Einige Tage später war er offenbar immer noch nicht bereit, den missglückten Abend einfach abzuschreiben. Er meldete sich noch einmal bei seiner Begleiterin und verlangte, dass diese ihm wegen ihres unmöglichen Verhaltens die 17 Dollar für die Kinokarte und 4 Dollar für die Pizza erstattet. Als die Frau einfach nicht mehr auf seine Nachrichten reagierte, reichte er die ganze Sache bei einem lokalen Gericht ein, das für solche kleineren Streitigkeiten zuständig ist.
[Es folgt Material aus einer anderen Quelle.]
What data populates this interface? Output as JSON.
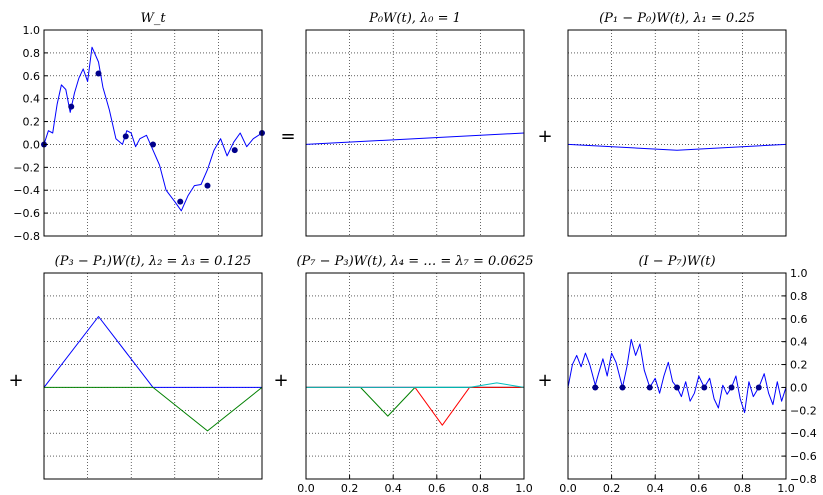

In der Klageschrift erklärte der Mann, dass es ihm letztlich nicht um den vergleichsweise kleinen Betrag, sondern ums Prinzip gehe. Denn: "Das Verhalten der Beklagten ist eine Bedrohung für die zivilisierte Gesellschaft." In einer Stellungnahme erklärte die Prozessgegnerin, dass ihr Telefon lautlos gestellt war und es sich auch gar nicht um so viele Nachrichten gehandelt habe, wie behauptet. Letztlich hat sich sogar noch das Kino selbst eingeschaltet und bot dem Mann einen Gutschein an, um die Sache aus der Welt zu schaffen. Wie es ausgeht, steht zum jetzigen Zeitpunkt aber noch nicht fest.